Yes, There Is HOPE For Fibromyalgia

I have made a lot of friends on some of the Fibromyalgia support groups on-line. I was diagnosed with Fibromyalgia about five years ago. Five years that have crawled at a snail’s pace, going backwards and forwards, up and down, down, down. I wanted to write this blog post for all my fellow Fibromyalgia sufferers and tell you that while there may not be a cure, I have improved.

I never thought I would be able to get out of my bed and get to the bathroom without all the serious, horrendous, stiff, and chronic pain I have had for many years. I never expected perfect, I don’t now, but I do know improvement and I have improved. I almost want to cross my fingers while typing this so I don’t “Jinx” myself, I’m sure all of you can relate to what I am talking about.

I will always have good days and bad days, that is a realization I have accepted. I have taken, in the past, probably about thirty different medications in different combinations and this is the fourth Rheumatologist I have seen (and will continue to see.) While your Doctor does NOT have to be your best friend, you should feel that he/she believes in you AND in Fibromyalgia as a chronic pain disease. That’s very important. The Rheumatologist I went to before this called Fibromyalgia a “lazy diagnosis” and attempted to treat my pain with dangerous immunosuppresant drugs that made me sick as a dog for months at a time. He did this because combined with Fibromyalgia, I also have an auto-immune disease called Hashimoto’s Thyroiditis. I didn’t know better so I followed his advice and took seriously harmful drugs at a dosage that should never have been prescribed. This old Doctor was a genius, but not in Fibromyalgia and not in being pleasant and understanding. As my present Doctor put it referring to my old doctor “it’s his way or the highway.” Don’t accept that.

I am now on a combination of drugs that not only treat my symptoms but also have treated my energy levels. I am NOT running any marathons, believe me and I have flare-ups that still can make me cry, but overall, at least on some days I am better. Please, do not give up hope, do whatever you have to do to find a good Rheumatologist and only a Rhematologist that believes in you and the disease. One where you feel that he/she really wants you to get better and that they truly do care. Don’t settle for less.
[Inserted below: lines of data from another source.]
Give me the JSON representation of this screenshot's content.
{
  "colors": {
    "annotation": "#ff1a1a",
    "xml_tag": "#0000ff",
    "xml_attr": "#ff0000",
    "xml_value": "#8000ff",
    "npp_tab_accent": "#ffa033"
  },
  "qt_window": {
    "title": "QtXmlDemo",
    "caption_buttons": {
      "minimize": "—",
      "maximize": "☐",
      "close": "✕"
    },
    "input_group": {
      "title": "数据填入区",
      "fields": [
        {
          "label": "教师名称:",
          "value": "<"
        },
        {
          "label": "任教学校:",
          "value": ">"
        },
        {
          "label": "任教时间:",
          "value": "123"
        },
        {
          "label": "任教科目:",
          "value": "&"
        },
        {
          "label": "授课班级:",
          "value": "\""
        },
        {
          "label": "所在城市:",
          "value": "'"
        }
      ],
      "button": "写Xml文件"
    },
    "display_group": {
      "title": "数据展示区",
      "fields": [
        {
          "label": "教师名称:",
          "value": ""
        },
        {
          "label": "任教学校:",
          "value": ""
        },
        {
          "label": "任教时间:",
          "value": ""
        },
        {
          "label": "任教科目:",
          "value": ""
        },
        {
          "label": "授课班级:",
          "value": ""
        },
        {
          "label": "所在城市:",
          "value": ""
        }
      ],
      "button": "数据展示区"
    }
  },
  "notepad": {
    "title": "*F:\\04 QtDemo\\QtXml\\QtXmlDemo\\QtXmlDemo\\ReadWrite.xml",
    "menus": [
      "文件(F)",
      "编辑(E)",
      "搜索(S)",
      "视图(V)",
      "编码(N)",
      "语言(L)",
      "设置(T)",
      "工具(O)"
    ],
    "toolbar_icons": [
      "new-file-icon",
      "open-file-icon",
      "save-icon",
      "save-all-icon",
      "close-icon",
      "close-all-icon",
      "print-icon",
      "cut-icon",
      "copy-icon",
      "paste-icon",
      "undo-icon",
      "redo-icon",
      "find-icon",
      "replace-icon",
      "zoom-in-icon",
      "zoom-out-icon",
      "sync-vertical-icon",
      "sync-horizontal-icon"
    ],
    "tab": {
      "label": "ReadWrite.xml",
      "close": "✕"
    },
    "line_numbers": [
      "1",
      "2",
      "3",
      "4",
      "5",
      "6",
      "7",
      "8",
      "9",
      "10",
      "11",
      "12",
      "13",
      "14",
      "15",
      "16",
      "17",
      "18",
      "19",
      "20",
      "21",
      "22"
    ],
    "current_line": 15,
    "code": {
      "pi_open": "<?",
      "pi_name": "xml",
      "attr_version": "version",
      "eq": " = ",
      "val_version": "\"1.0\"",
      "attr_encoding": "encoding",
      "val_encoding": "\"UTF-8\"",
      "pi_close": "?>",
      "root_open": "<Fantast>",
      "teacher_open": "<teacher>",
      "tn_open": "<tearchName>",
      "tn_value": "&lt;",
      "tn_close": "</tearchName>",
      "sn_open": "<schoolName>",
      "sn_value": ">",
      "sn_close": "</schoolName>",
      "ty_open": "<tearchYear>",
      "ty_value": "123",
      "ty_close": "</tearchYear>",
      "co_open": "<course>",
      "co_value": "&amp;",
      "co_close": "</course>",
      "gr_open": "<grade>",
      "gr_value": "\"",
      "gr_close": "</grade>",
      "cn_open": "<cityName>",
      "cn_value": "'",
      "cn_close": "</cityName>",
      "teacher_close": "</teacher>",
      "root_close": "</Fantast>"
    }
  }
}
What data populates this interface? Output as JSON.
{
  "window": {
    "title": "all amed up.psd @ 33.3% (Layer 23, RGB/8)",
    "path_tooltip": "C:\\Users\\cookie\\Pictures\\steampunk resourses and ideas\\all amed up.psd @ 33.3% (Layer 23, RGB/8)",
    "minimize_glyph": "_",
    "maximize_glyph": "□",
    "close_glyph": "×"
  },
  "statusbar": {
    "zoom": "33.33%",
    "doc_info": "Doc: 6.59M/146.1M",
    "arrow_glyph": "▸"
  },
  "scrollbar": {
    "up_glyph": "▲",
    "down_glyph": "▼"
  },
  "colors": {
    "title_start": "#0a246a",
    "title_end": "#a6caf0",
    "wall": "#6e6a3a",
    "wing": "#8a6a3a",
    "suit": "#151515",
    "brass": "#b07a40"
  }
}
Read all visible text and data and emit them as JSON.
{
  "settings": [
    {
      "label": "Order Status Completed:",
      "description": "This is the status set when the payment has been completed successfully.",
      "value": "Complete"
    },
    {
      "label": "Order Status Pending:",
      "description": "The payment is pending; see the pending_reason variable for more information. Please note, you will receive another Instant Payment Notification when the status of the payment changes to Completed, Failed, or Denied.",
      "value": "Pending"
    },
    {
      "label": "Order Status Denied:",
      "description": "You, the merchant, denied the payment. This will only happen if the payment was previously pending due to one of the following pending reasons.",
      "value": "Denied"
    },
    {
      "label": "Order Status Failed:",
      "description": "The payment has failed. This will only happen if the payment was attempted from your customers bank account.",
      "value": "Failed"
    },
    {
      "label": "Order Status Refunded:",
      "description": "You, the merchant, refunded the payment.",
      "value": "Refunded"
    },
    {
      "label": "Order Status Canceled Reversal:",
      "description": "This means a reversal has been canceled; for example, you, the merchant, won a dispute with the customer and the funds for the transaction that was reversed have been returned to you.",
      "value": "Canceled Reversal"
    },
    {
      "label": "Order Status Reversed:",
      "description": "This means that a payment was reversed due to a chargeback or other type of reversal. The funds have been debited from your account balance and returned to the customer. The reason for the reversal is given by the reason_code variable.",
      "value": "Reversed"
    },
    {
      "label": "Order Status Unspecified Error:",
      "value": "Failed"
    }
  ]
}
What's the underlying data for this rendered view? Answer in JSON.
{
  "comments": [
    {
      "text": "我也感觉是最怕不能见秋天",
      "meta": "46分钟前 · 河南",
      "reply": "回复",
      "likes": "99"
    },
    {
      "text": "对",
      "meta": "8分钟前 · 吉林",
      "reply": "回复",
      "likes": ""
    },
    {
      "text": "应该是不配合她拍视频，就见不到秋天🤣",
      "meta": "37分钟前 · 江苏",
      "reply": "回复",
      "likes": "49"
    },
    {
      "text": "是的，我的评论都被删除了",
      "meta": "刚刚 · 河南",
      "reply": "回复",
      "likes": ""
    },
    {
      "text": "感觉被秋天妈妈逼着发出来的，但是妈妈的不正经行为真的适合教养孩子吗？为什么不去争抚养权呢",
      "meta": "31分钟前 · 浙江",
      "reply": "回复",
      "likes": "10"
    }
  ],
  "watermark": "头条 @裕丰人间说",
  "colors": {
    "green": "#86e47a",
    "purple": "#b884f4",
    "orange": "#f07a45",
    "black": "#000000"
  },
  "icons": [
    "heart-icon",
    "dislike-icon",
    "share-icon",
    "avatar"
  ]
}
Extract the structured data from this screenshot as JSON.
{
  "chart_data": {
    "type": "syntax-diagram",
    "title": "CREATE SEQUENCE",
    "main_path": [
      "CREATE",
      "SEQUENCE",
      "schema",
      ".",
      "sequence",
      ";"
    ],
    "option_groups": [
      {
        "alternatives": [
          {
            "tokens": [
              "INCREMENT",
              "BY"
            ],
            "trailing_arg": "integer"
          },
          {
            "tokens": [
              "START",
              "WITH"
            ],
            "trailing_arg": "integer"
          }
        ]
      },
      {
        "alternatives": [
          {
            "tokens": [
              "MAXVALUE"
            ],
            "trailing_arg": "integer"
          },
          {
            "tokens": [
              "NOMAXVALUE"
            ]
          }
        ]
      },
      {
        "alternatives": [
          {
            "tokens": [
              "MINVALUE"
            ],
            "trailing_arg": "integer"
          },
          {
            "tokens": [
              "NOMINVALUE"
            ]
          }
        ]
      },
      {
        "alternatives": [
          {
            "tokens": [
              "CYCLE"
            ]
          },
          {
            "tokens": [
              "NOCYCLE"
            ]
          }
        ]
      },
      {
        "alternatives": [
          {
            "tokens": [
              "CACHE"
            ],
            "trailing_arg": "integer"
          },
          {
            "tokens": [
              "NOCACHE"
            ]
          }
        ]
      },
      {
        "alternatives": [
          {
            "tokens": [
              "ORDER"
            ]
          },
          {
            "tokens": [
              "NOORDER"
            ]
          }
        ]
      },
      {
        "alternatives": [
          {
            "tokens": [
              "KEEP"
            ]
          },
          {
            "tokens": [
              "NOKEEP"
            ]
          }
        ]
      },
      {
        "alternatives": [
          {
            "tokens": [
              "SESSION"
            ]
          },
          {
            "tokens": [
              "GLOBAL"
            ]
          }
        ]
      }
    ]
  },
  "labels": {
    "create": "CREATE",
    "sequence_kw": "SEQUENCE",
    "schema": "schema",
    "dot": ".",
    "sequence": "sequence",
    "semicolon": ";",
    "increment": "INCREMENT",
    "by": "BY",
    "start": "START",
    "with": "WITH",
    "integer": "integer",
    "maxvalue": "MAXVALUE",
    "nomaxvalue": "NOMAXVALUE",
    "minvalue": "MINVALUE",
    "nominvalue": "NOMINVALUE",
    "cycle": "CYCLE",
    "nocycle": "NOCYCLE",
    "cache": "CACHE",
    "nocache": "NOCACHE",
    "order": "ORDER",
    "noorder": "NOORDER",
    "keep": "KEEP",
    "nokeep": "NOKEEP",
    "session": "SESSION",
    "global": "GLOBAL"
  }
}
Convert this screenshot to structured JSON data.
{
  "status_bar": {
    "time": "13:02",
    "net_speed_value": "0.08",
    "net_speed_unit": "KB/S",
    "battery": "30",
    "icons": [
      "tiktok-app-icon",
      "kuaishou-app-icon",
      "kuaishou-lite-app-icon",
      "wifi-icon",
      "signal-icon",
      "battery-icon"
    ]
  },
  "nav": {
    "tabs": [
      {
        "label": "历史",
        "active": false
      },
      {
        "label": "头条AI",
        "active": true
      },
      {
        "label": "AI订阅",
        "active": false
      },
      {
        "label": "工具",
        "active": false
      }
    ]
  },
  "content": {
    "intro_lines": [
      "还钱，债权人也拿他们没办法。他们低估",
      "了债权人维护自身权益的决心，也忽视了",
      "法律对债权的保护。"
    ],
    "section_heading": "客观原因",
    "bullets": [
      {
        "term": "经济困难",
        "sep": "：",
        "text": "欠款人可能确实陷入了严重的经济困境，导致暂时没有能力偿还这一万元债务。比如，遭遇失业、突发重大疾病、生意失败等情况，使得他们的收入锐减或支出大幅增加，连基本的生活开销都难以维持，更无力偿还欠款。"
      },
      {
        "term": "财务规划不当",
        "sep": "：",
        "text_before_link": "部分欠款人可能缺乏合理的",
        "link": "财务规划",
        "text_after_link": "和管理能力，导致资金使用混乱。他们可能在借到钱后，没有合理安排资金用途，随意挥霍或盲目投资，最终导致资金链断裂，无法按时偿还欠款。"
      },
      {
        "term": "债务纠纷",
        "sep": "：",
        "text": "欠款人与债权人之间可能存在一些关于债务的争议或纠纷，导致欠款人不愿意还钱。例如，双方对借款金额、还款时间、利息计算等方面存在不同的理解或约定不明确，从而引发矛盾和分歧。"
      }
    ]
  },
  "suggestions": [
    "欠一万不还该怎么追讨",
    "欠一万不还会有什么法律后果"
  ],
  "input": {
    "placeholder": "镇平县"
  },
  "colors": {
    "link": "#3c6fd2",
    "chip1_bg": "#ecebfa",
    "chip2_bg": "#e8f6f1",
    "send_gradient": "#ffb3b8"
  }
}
We all deserve better and I just wanted to say to all my on-line friends (Hi Graceful Agony Ladies, Chronic Babes, ohmyachesandpains, etc.) please don’t give up and thank you for always being there for me; I love you all.  To friends that are new or newly diagnosed I NEVER  thought I would feel any better and now I do. How long will it last? I have no idea. I have accepted my limitations, I accept that I will have bad days as well as good but I can say for sure, that compared to how I felt five years ago, I am better. My attitude is better too.

If anyone is interested in which drugs work for ME, I would be happy to tell you. Don’t give up, I almost did. If you are new to this and don’t know how you are feeling or if you are feeling mad and angry and sorry for yourself; go ahead, you deserve it. Been there, done that and try to stay in the present, not the past or the future. As my dad used to say to me “Be in Neutral.” It’s a life lesson from my dad that has stayed with me, try it, it might help you too.